В этот момент оркестр снова грянул и заглушил голоса офицеров. Грегори с облегчением и одновременно с досадой шевельнулся — теперь можно было и плечи размять.

А то и пригласить потанцевать кого-нибудь, дивясь странной предвзятости милейшего Сергея Александровича.

2

Ночью в город пришла пороша. Присыпала тонким слоем улицы и дома, осела на покатых питерских кровлях, рассыпалась под сапогами, копытами и полозьями.

Грегори неторопливо прошёл под аркой, кивком ответил на приветствие часового (часовые уже тоже знали их в лицо и помнили, что этих троих можно выпускать из корпуса без лишних вопросов — очередной повод для злости Овсова, на который друзья по молчаливому уговору, дружно махнули рукой) и вышел на набережную.

Влас с утра засел в библиотеке, пренебрёг даже возможным гулянием по городу — должно быть, отыскал что-то новое или редкое по навигации. Или ещё по чему — что-то с ним творилось странное в последнее время.

Невзорович с утра пропал в городе с каким-то своим знакомцем — то ли поляком, то ли таким же литвином, как и он сам. Грегори и Влас с этим молча согласились — оба понимали, что их другу из Литвы нужно видеть кого-то с родины. Будь у них самих такая же возможность… в конце концов, Влас и сам виделся с братом в декабре уже пару раз, пока того не перевели на всю зиму в Кронштадт. Что ж в этом зазорного?

Но грустновато всё равно было.

Грегори сразу же не понравился новый приятель литвина — при первой же встрече, когда Глеб представил его друзьям, поляк так посмотрел на них, оглядев с головы до ног, что у Шепелёва в глубине души словно кто-то оскалился и вздыбил шерсть — вот-вот зарычит. Тот смотрел так, словно он сам был каким-нибудь герцогом Кембриджским на собрании расшитых вражескими скальпами вождей Лиги ходеносауни, только что нос не морщил. Слова цедил сдержанно, через губу и пару раз прикинулся непонимающим, хотя сам по-русски говорил отменно. Влас, должно быть, списал эти странности Глебова земляка на то, что тот был старше любого из них троих лет на пять, но Грегори в глубине души, чем-то более сильным и проницательным чем разум, понимал — нет, дело совсем не в этом.

Совсем не в этом.

В ноябре, после стычек с чугунными, после драки с уличниками, после приключений в наводнение Грегори уже стало казаться, что их дружба — навек, и не найдётся ничего, что могло бы им помешать. А вот на тебе — вроде бы ничего и не случилось, а почти что стали каждый сам по себе.
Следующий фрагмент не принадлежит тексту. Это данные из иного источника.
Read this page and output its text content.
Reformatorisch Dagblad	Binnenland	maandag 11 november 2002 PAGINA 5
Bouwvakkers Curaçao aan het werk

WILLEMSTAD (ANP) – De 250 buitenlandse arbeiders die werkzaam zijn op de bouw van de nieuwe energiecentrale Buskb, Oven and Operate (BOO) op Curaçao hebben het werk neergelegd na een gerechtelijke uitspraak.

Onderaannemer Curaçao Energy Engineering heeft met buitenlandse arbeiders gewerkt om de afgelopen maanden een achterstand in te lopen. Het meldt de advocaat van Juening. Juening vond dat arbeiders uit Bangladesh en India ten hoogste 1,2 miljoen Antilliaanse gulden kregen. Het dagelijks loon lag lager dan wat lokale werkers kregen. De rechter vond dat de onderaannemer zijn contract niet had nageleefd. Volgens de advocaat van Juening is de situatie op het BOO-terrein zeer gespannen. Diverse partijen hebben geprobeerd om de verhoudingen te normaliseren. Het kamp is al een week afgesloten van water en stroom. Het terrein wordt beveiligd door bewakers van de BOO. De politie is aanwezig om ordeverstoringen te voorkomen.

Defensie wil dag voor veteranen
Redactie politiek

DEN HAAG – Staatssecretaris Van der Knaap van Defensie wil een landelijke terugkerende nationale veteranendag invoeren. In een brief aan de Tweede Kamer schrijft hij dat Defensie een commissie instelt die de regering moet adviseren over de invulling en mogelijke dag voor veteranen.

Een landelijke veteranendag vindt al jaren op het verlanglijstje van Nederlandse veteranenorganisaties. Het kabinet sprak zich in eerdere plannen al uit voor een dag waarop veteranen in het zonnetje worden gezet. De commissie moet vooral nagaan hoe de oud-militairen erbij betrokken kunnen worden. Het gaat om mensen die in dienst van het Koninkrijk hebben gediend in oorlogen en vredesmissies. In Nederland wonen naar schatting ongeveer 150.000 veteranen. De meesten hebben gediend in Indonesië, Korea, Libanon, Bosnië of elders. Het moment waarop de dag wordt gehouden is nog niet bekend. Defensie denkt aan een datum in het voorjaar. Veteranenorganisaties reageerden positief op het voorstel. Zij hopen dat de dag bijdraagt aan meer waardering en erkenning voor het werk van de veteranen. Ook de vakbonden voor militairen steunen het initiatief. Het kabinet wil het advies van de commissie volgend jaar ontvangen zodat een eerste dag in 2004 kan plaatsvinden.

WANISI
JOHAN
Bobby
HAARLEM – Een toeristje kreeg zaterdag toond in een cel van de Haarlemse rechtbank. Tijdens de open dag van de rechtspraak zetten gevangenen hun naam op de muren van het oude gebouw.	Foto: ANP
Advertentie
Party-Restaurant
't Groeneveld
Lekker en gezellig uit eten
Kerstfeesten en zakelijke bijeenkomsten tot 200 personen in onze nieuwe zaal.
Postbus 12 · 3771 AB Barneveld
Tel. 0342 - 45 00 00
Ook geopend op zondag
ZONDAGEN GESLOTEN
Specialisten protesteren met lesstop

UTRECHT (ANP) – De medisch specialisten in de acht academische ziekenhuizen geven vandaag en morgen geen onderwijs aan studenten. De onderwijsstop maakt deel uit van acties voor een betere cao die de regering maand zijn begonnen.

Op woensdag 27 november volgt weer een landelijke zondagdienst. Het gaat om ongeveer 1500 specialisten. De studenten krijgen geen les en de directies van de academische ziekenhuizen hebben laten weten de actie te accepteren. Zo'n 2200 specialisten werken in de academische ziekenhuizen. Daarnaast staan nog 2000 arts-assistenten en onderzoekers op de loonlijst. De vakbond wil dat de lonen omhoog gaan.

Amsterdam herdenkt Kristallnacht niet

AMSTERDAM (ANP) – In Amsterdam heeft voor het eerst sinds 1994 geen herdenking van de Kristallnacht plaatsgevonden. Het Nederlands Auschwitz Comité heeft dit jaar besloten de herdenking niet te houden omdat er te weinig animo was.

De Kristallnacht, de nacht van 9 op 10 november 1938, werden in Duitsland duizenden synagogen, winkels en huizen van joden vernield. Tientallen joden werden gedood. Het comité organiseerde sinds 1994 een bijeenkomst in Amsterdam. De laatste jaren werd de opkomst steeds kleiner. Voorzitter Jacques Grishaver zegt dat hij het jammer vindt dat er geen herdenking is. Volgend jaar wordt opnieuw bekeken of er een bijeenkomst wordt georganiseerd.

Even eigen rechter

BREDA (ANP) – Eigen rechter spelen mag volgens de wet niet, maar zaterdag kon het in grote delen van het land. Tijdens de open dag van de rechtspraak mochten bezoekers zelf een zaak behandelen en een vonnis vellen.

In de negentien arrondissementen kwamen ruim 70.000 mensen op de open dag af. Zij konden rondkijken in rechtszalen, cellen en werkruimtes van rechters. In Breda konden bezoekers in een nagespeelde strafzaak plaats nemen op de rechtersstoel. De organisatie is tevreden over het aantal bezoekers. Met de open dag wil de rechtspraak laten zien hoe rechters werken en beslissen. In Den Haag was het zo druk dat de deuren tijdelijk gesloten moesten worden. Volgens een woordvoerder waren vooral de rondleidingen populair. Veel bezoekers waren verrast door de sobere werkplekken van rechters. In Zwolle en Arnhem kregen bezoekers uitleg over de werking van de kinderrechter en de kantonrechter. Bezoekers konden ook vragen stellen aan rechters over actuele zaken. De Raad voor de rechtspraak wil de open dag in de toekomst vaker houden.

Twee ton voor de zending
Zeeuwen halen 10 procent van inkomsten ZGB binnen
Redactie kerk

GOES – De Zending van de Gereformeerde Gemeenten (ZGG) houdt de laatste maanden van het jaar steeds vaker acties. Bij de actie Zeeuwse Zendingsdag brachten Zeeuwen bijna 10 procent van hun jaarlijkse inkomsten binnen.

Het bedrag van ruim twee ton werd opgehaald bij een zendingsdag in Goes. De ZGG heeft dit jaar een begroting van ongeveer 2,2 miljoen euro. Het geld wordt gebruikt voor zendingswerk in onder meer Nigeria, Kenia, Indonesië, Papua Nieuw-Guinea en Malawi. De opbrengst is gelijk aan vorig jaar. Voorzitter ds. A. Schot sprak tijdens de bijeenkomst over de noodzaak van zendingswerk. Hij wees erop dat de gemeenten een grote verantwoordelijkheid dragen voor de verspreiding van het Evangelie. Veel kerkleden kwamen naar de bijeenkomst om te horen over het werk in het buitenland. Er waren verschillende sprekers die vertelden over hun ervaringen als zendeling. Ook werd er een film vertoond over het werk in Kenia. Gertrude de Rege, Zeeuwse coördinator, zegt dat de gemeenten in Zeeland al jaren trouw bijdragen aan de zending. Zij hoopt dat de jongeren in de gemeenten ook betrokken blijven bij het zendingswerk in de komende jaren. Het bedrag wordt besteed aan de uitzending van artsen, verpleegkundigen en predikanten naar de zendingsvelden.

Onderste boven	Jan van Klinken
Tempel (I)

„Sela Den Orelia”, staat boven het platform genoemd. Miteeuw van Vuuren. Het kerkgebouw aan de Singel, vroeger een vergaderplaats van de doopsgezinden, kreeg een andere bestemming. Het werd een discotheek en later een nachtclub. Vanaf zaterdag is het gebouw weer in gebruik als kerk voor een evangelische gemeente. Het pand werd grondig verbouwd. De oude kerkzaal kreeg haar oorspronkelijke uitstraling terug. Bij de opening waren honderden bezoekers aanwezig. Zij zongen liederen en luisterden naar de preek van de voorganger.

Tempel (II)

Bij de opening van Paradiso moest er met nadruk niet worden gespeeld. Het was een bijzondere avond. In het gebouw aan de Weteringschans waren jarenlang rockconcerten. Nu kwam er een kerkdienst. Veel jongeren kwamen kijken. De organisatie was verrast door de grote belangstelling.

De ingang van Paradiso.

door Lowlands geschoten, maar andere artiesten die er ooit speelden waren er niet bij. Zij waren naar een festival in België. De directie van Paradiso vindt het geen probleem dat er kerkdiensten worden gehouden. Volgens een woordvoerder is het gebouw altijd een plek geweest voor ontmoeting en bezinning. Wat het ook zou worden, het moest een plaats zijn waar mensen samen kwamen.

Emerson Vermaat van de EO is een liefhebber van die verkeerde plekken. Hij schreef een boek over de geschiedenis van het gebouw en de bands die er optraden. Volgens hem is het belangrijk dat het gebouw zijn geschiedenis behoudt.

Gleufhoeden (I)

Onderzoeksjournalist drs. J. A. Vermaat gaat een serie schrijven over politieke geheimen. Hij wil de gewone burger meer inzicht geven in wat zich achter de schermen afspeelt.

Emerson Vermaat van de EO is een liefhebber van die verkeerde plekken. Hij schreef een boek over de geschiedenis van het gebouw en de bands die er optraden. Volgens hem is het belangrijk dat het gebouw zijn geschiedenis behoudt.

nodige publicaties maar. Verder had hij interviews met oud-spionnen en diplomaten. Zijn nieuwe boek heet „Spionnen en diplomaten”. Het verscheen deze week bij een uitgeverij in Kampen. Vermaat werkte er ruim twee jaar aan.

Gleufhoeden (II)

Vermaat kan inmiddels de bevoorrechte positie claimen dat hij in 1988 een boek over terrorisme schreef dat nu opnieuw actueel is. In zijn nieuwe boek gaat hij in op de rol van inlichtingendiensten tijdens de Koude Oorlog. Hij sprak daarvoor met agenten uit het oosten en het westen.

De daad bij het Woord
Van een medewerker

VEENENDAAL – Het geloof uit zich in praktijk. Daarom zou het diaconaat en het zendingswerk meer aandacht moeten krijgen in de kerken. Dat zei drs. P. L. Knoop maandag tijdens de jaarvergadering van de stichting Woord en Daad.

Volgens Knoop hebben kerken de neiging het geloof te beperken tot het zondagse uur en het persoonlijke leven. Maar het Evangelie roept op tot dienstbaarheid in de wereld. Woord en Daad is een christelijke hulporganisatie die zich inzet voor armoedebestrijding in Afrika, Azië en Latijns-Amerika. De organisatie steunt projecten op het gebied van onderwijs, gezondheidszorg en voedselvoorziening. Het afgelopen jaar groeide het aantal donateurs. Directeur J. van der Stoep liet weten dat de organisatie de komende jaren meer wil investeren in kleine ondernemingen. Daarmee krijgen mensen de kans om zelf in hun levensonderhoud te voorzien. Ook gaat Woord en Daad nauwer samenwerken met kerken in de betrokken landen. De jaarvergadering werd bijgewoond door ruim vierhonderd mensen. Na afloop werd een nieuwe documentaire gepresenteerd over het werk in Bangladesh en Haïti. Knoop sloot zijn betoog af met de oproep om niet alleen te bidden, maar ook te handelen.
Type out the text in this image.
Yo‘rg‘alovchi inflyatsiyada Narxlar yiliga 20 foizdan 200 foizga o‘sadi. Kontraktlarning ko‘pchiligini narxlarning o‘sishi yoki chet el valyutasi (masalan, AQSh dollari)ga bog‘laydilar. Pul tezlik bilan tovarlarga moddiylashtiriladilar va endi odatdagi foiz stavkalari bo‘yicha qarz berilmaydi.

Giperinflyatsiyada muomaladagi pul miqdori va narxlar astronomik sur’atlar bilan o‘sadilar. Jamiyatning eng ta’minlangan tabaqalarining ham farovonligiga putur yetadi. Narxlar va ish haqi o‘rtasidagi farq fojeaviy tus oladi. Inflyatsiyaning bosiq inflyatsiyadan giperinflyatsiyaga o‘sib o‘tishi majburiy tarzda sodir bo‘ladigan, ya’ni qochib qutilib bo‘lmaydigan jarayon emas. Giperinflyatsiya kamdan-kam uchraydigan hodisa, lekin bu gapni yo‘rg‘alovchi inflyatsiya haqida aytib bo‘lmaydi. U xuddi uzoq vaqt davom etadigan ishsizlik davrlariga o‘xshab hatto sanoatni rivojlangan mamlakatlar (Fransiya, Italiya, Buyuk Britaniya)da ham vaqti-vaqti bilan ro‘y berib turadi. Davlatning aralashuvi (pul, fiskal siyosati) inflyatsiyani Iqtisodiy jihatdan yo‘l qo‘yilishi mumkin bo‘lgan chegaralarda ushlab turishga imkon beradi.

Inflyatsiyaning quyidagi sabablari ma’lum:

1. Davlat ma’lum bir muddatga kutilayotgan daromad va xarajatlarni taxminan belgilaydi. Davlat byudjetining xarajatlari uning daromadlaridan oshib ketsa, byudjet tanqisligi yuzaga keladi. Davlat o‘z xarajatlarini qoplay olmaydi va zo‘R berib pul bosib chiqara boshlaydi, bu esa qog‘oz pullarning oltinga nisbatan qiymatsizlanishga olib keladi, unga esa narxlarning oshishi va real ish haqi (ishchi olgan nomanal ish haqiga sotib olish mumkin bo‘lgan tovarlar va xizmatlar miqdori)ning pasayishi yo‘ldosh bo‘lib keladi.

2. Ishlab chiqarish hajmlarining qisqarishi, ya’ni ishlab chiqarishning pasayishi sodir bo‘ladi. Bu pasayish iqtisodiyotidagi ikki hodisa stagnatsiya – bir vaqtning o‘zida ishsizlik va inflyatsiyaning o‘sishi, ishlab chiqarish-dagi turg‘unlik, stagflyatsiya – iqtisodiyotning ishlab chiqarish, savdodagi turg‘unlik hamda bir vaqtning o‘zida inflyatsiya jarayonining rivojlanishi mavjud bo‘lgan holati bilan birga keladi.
Хоть новых приключений ищи, право слово…

За размышлениями Грегори не заметил, как прошёл по мосту на Сенатскую и остановился около монумента. Опять вспомнилось наводнение, и он не смог сдержать усмешки, вспоминая, как растрёпанный человек на постаменте грозил кулаком городу Петра, сам при этом цепляясь другой рукой за вздыбленное копыто Петрова коня.

Великий государь взирал на своего главного детище (пожалуй, так, да!) полуравнодушно и вместе с тем пытливо. Так казалось кадету, хотя Грегори и не мог видеть выражения лица императора. Но он верил, что государь смотрит именно так — он верит, что город выберется из любой беды, из любой напасти, которая может обрушиться на него. И вместе с тем, словно проверяет — а какой ты, город? Таков ли, каким я тебя задумывал?

И гордится им.

Резкий окрик за спиной заставил кадета посторониться, и мимо пронеслось запряжённое орловцем (точь-в-точь — отцовский Бой, только окрас чуть темнее) лёгкое ландо — ореховые дверцы, полог цвета слоновой кости, широкие окна. В одном из них мелькнуло странно знакомое лицо, и Грегори невольно подался вслед за экипажем, тут же, впрочем, опомнившись — мало ли что почудилось, не хватало ещё броситься следом, как дураку.

Впрочем, экипаж остановился неподалёку от высокого забора, окружающего стройку Исаакия. Внушительного вида кучер в тёмно-сером армяке и малахае соскочил с облучка и торопливо распахнул дверцу — как раз с той стороны, где стоял Грегори.

Кадет опять невольно подался вперёд, стараясь разглядеть (для чего? — он не знал и сам!) седоков.

Судьба ему благоприятствовала.

Сначала из глубины ландо показалась длинная нога в изящном чёрном штиблете и обтягивающей белой штанине, на мгновение зависла в воздухе, словно нащупывая опору, потом твёрдо стала на подножку. Потом, вслед за ногой изнутри вынырнул… ну право слово — щёголь! Белые лосины, словно у гусарского офицера, небесно-голубой фрак и чёрный галстук, высокий серый боливар со щегольски изломленными полями, белые перчатки и ореховая трость с серебряным набалдашником, лорнет на тонкой цепочке, поверх фрака — широкий чёрный редингот нараспашку.

Ай, хорош!

Грегори даже невольно залюбовался.

Из глубины экипажа вынырнула тонкая женская рука в длинной голубовато-белой перчатке, кисея которой уходила под широкий меховой рукав, и франт согнулся в полупоклоне, ловя дамские пальцы и касаясь их губами.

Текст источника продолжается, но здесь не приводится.